News:

Laboratory for Perception Action and Cognition (LPAC)

Directors : Professors Robert T. Collins and Yanxi Liu

The Laboratory for Perception, Action and Cognition (LPAC) has a wide range of research topics, including low-level motion perception, real-time control of active sensors, design of multi-sensor surveillance networks, analysis of human body motion, recognition of activities and events, and mathematical group theory-based modeling of machine and human texture perception for image understanding and manipulation, dynamic near-regular texture tracking, and texture-based localization. Current application areas include moving object detection and tracking from unmanned air vehicles, recognition of human identity and action within smart spaces, real-time stereo-motion analysis for autonomous navigation, quantified 3D/4D facial asymmetry for gender/expression classification, computer aided diagnosis, large biomedical image database indexing and retrieval, and analysis and synthesis of active crowds or near-regular textures on deformable media such as cloth or through transparent fluid.
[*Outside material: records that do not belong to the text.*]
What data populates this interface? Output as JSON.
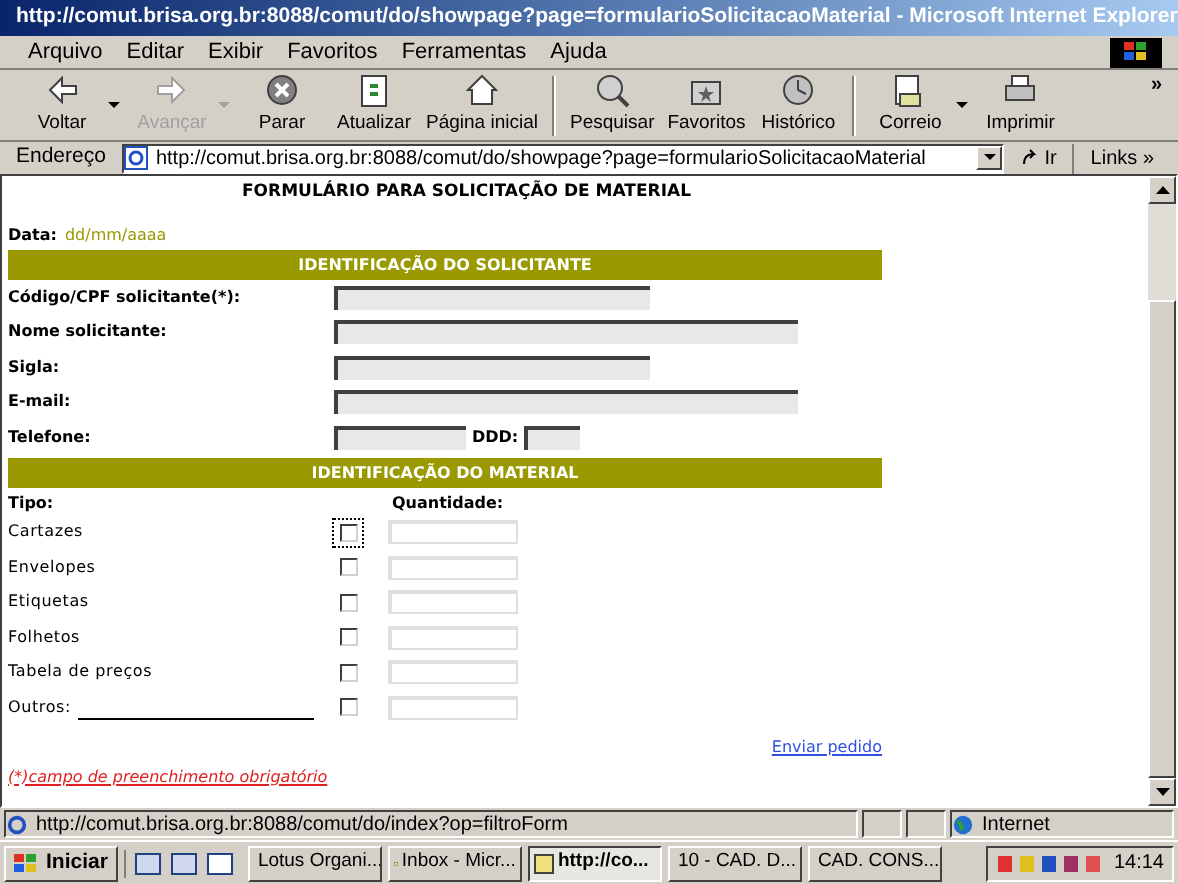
{
  "window": {
    "title": "http://comut.brisa.org.br:8088/comut/do/showpage?page=formularioSolicitacaoMaterial - Microsoft Internet Explorer"
  },
  "menu": [
    "Arquivo",
    "Editar",
    "Exibir",
    "Favoritos",
    "Ferramentas",
    "Ajuda"
  ],
  "toolbar": [
    {
      "kind": "back",
      "label": "Voltar",
      "disabled": false,
      "dropdown": true
    },
    {
      "kind": "forward",
      "label": "Avançar",
      "disabled": true,
      "dropdown": true
    },
    {
      "kind": "stop",
      "label": "Parar",
      "disabled": false,
      "dropdown": false
    },
    {
      "kind": "refresh",
      "label": "Atualizar",
      "disabled": false,
      "dropdown": false
    },
    {
      "kind": "home",
      "label": "Página inicial",
      "disabled": false,
      "dropdown": false
    },
    {
      "kind": "search",
      "label": "Pesquisar",
      "disabled": false,
      "dropdown": false
    },
    {
      "kind": "favorites",
      "label": "Favoritos",
      "disabled": false,
      "dropdown": false
    },
    {
      "kind": "history",
      "label": "Histórico",
      "disabled": false,
      "dropdown": false
    },
    {
      "kind": "mail",
      "label": "Correio",
      "disabled": false,
      "dropdown": true
    },
    {
      "kind": "print",
      "label": "Imprimir",
      "disabled": false,
      "dropdown": false
    }
  ],
  "toolbar_more": "»",
  "address": {
    "label": "Endereço",
    "value": "http://comut.brisa.org.br:8088/comut/do/showpage?page=formularioSolicitacaoMaterial",
    "go": "Ir",
    "links": "Links",
    "links_more": "»"
  },
  "form": {
    "title": "FORMULÁRIO PARA SOLICITAÇÃO DE MATERIAL",
    "date_label": "Data:",
    "date_value": "dd/mm/aaaa",
    "section_1": "IDENTIFICAÇÃO DO SOLICITANTE",
    "fields": [
      {
        "label": "Código/CPF solicitante(*):",
        "kind": "medium"
      },
      {
        "label": "Nome solicitante:",
        "kind": "wide"
      },
      {
        "label": "Sigla:",
        "kind": "medium"
      },
      {
        "label": "E-mail:",
        "kind": "wide"
      },
      {
        "label": "Telefone:",
        "kind": "phone",
        "extra_label": "DDD:"
      }
    ],
    "section_2": "IDENTIFICAÇÃO DO MATERIAL",
    "type_label": "Tipo:",
    "quantity_label": "Quantidade:",
    "materials": [
      {
        "kind": "fixed",
        "label": "Cartazes",
        "checked": false,
        "focused": true
      },
      {
        "kind": "fixed",
        "label": "Envelopes",
        "checked": false,
        "focused": false
      },
      {
        "kind": "fixed",
        "label": "Etiquetas",
        "checked": false,
        "focused": false
      },
      {
        "kind": "fixed",
        "label": "Folhetos",
        "checked": false,
        "focused": false
      },
      {
        "kind": "fixed",
        "label": "Tabela de preços",
        "checked": false,
        "focused": false
      },
      {
        "kind": "write_in",
        "label": "Outros:",
        "checked": false,
        "focused": false
      }
    ],
    "submit": "Enviar pedido",
    "note": "(*)campo de preenchimento obrigatório"
  },
  "status_bar": {
    "url": "http://comut.brisa.org.br:8088/comut/do/index?op=filtroForm",
    "zone": "Internet"
  },
  "taskbar": {
    "start": "Iniciar",
    "tasks": [
      {
        "label": "Lotus Organi...",
        "selected": false
      },
      {
        "label": "Inbox - Micr...",
        "selected": false
      },
      {
        "label": "http://co...",
        "selected": true
      },
      {
        "label": "10 - CAD. D...",
        "selected": false
      },
      {
        "label": "CAD. CONS...",
        "selected": false
      }
    ],
    "clock": "14:14"
  }
}
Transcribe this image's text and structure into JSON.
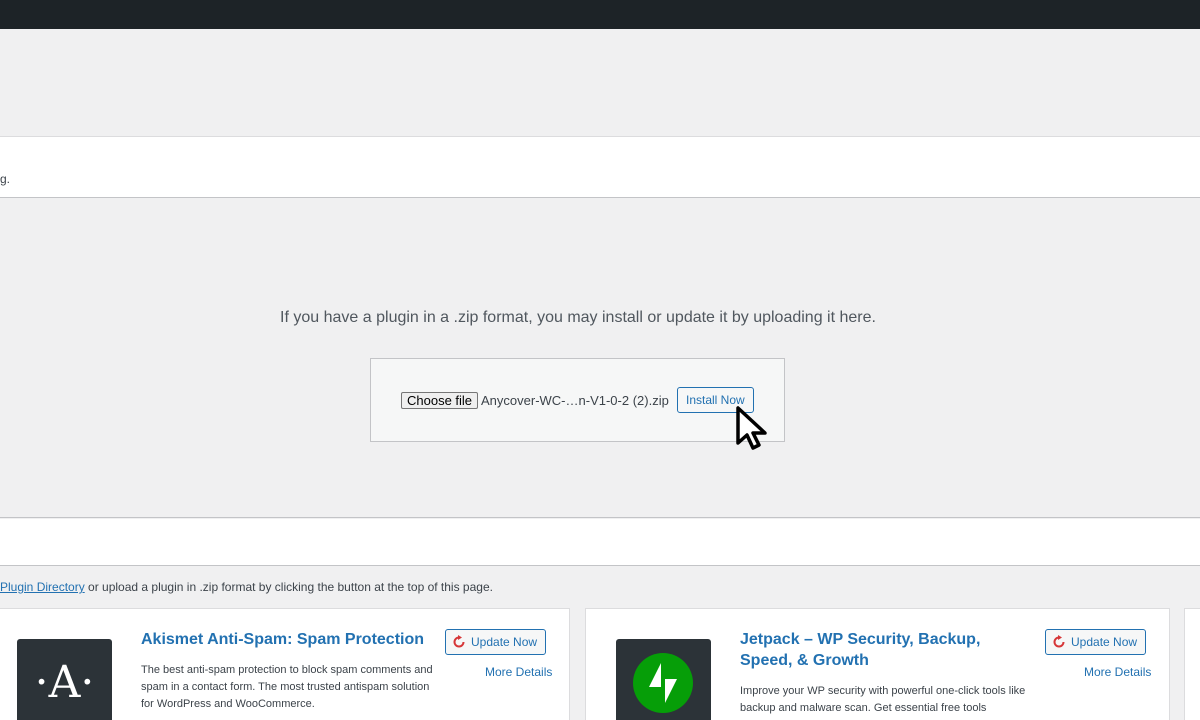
{
  "notice": {
    "fragment": "g."
  },
  "upload": {
    "help_text": "If you have a plugin in a .zip format, you may install or update it by uploading it here.",
    "choose_file_label": "Choose file",
    "file_name": "Anycover-WC-…n-V1-0-2 (2).zip",
    "install_label": "Install Now"
  },
  "directory": {
    "link_text": "Plugin Directory",
    "suffix_text": " or upload a plugin in .zip format by clicking the button at the top of this page."
  },
  "plugins": [
    {
      "title": "Akismet Anti-Spam: Spam Protection",
      "description": "The best anti-spam protection to block spam comments and spam in a contact form. The most trusted antispam solution for WordPress and WooCommerce.",
      "update_label": "Update Now",
      "more_label": "More Details",
      "icon_letter": "·A·"
    },
    {
      "title": "Jetpack – WP Security, Backup, Speed, & Growth",
      "description": "Improve your WP security with powerful one-click tools like backup and malware scan. Get essential free tools",
      "update_label": "Update Now",
      "more_label": "More Details"
    }
  ],
  "colors": {
    "accent": "#2271b1",
    "update_icon": "#d63638",
    "jetpack_green": "#069e08",
    "adminbar": "#1d2327"
  }
}
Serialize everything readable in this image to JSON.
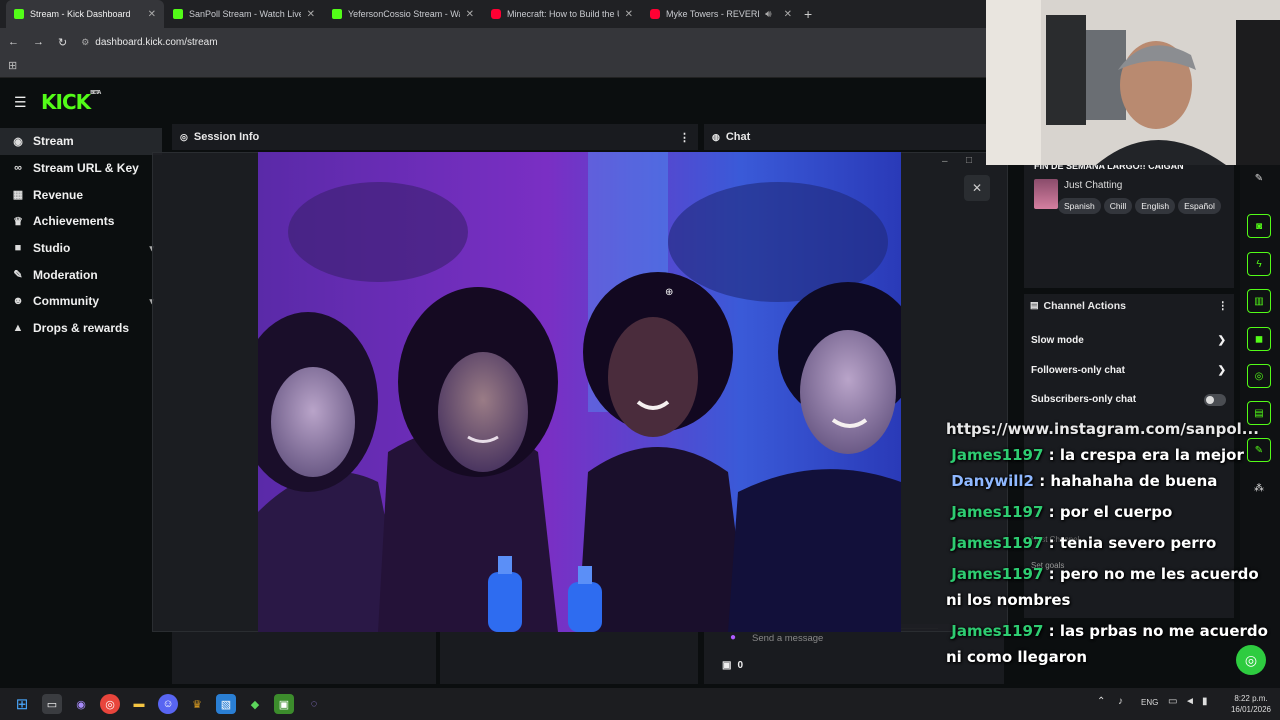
{
  "browser": {
    "tabs": [
      {
        "title": "Stream - Kick Dashboard",
        "favicon": "kick-icon",
        "active": true
      },
      {
        "title": "SanPoll Stream - Watch Live on",
        "favicon": "kick-icon",
        "active": false
      },
      {
        "title": "YefersonCossio Stream - Watch",
        "favicon": "kick-icon",
        "active": false
      },
      {
        "title": "Minecraft: How to Build the Ul",
        "favicon": "youtube-icon",
        "active": false
      },
      {
        "title": "Myke Towers - REVERENDO",
        "favicon": "youtube-icon",
        "active": false
      }
    ],
    "new_tab": "+",
    "url": "dashboard.kick.com/stream"
  },
  "app": {
    "logo": "KICK",
    "logo_badge": "BETA",
    "sidebar": [
      {
        "label": "Stream",
        "icon": "broadcast-icon",
        "active": true
      },
      {
        "label": "Stream URL & Key",
        "icon": "link-icon"
      },
      {
        "label": "Revenue",
        "icon": "bank-icon"
      },
      {
        "label": "Achievements",
        "icon": "trophy-icon"
      },
      {
        "label": "Studio",
        "icon": "video-icon",
        "chevron": true
      },
      {
        "label": "Moderation",
        "icon": "wrench-icon"
      },
      {
        "label": "Community",
        "icon": "users-icon",
        "chevron": true
      },
      {
        "label": "Drops & rewards",
        "icon": "gift-icon"
      }
    ],
    "panels": {
      "session_info": "Session Info",
      "chat": "Chat",
      "send_placeholder": "Send a message",
      "viewer_count": "0"
    },
    "stream_info": {
      "title": "FIN DE SEMANA LARGO!! CAIGAN",
      "category": "Just Chatting",
      "tags": [
        "Spanish",
        "Chill",
        "English",
        "Español"
      ]
    },
    "channel_actions": {
      "header": "Channel Actions",
      "items": [
        {
          "label": "Slow mode",
          "kind": "arrow"
        },
        {
          "label": "Followers-only chat",
          "kind": "arrow"
        },
        {
          "label": "Subscribers-only chat",
          "kind": "toggle"
        }
      ],
      "faded_items": [
        "Host Channel",
        "Set goals"
      ]
    }
  },
  "overlay_chat": {
    "partial_link": "https://www.instagram.com/sanpol...",
    "messages": [
      {
        "user": "James1197",
        "text": " : la crespa era la mejor"
      },
      {
        "user": "Danywill2",
        "text": " : hahahaha de buena"
      },
      {
        "user": "James1197",
        "text": " : por el cuerpo"
      },
      {
        "user": "James1197",
        "text": " : tenia severo perro"
      },
      {
        "user": "James1197",
        "text": " : pero no me les acuerdo ni los nombres"
      },
      {
        "user": "James1197",
        "text": " : las prbas no me acuerdo ni como llegaron"
      }
    ]
  },
  "taskbar": {
    "language": "ENG",
    "time": "8:22 p.m.",
    "date": "16/01/2026"
  },
  "colors": {
    "kick_green": "#53fc18",
    "chat_user": "#2ecc71",
    "chat_user_alt": "#8fb8ff"
  }
}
    The name of the lab is motivated by the multiple disciplines that we are bringing together to develop robust intelligent systems:
     Perception = Computer Vision   
Aristotle defined Vision as the act of knowing what is where by looking. Likewise, the goal of Computer Vision is to interpret visual sensor data, including still imagery and video, to measure 3D scene structure, infer the identity and locations of objects, and recognize dynamically occurring activities and events.
Action = Robotics   
By coupling computer vision input devices with robotic actuators that can change or manipulate properties of the real or virtual world, we are able to build feedback loops that exhibit intriguing, emergent behaviors. We take a broad view of the term actuator to include unmanned vehicles, pan/tilt/zoom heads that actively change the camera viewpoint (e.g. active vision systems), and monitor/projector systems that display useful information into or even on to the scene (e.g. smart spaces).

Cognition = Artificial Intelligence   
We believe the performance requirements of competent intelligence systems are too demanding to be programmed completely by hand, and focus instead on developing systems that can learn from training examples and from their own unsupervised exploration. We also seek to develop mathematical representations that can leverage fundamental constraints present in the physical world, be it the importance of gravity in interpreting natural imagery, the periodic nature of locomotion (e.g. gaits), the symmetry of sptiotmporal patterns or the interplay of randomness and regularity in the appearance of natural and man-made scenes.